I’m working mostly as a fashion creative director and stylist. It means that most of the time I’m choosing the photographer who I feel has the right style for the specific idea. I bring the idea to the photographer from scratch, put the mood board together and if he/she feels the idea we will start working together. And at this point we become a team for this project and goals become “our goals”. I love to work with passionate, brave, enthusiastic people, dreamers who like to experiment and believe in miracles. If they are burning with passion for what we do, suggesting some interesting decisions – these are my people! I’m trying to provide the photographer with all the details: from make-up options to clothing. If they feel uncomfortable with something, we discuss, brainstorm and eventually find the right decision for everybody.

6. How much of your input do you add to achieve the results the photographer is looking for? 
Again, in most of the cases, we are working together and to achieve the common goal. Usually, I’m responsible for an idea, hair/MUA, casting, hair and makeup inspirations, post-production references, and the clothing of course. Also, we are always casting models together, this is extremely important. We discuss lighting options since lighting gives the right mood and helps to tell the story. In some cases, I put some sketches down on paper to make our shooting process easier. It’s helpful when high rental budgets are involved and you are not allowed to spend any single minute in vain. On the set I’m working with the model and when I get “my shot” photographer proceeds shooting to get his/her favorite shot. It’s really inspiring to have 2 points of view. Teamwork brings unbelievable results. And of course picture selection – we do it together, discussing and sharing opinions. Selected pictures have to be perfect.

 7. Tell us what a dream job is for you?
Probably some projects with huge budgets for amazing set design, crazy wigs, and some surreal postproduction.

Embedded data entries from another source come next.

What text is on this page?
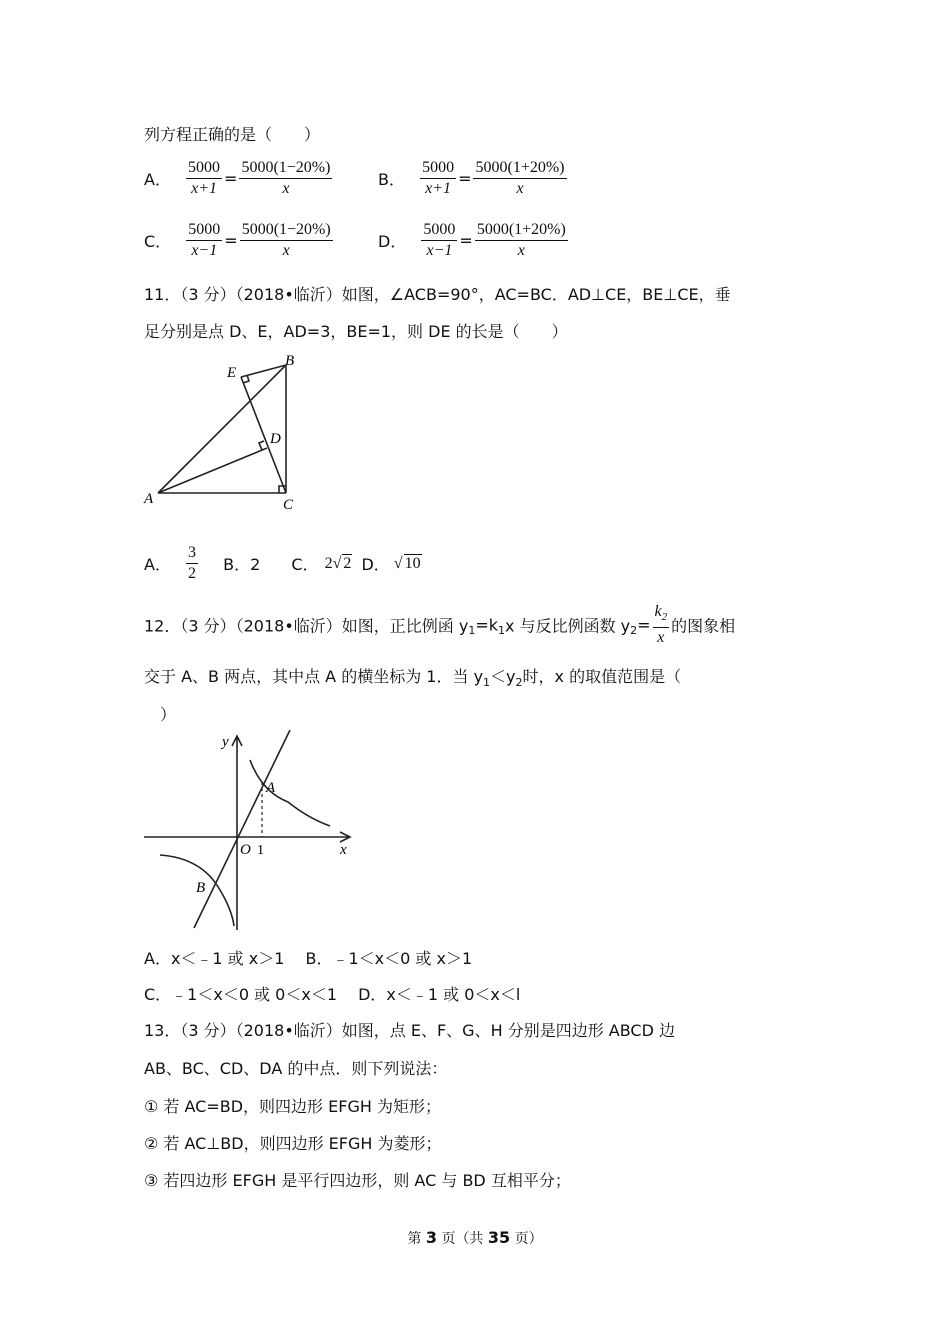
列方程正确的是（　　）
A． $\frac{5000}{x+1} = \frac{5000(1-20\%)}{x}$	B． $\frac{5000}{x+1} = \frac{5000(1+20\%)}{x}$
C． $\frac{5000}{x-1} = \frac{5000(1-20\%)}{x}$	D． $\frac{5000}{x-1} = \frac{5000(1+20\%)}{x}$
11．（3 分）（2018•临沂）如图，∠ACB=90°，AC=BC．AD⊥CE，BE⊥CE，垂
足分别是点 D、E，AD=3，BE=1，则 DE 的长是（　　）
A
B
C
D
E
A． $\frac{3}{2}$ B．2 C． 2√ 2 D． √ 10
12．（3 分）（2018•临沂）如图，正比例函 $y_1=k_1x$ 与反比例函数 $y_2= \frac{k_2}{x}$ 的图象相
交于 A、B 两点，其中点 A 的横坐标为 1．当 $y_1<y_2$时，x 的取值范围是（
　）
y
x
O 1
A
B
A．x＜﹣1 或 x＞1　 B．﹣1＜x＜0 或 x＞1
C．﹣1＜x＜0 或 0＜x＜1　 D．x＜﹣1 或 0＜x＜l
13．（3 分）（2018•临沂）如图，点 E、F、G、H 分别是四边形 ABCD 边
AB、BC、CD、DA 的中点．则下列说法：
① 若 AC=BD，则四边形 EFGH 为矩形；
② 若 AC⊥BD，则四边形 EFGH 为菱形；
③ 若四边形 EFGH 是平行四边形，则 AC 与 BD 互相平分；
第 3 页（共 35 页）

 8. What are the three tools in your wardrobe kit that you can never, ever be without?
Paperclips, double tape and my kit with needles and threads.

 9. What advice for young wardrobe stylists who are just starting out and want to be where you are, at the top of the industry? 
It might sound simple but never give up and keep going. Also, keep educating yourself as a stylist. Read books on fashion history, attend museums and exhibitions, research contemporary visual artists and study styling of iconic rock musicians. Watch European classy movies, spend some time on studying the world’s national costumes and American pop culture, even Drag Queen, Club Kids and Goth Scene. All of these things are your inspiration and your tools and are a great help for making your work interesting, deep and beautiful.

10. What is your favorite quote?

“Do what you have to and eventually everything will happen in the right way.”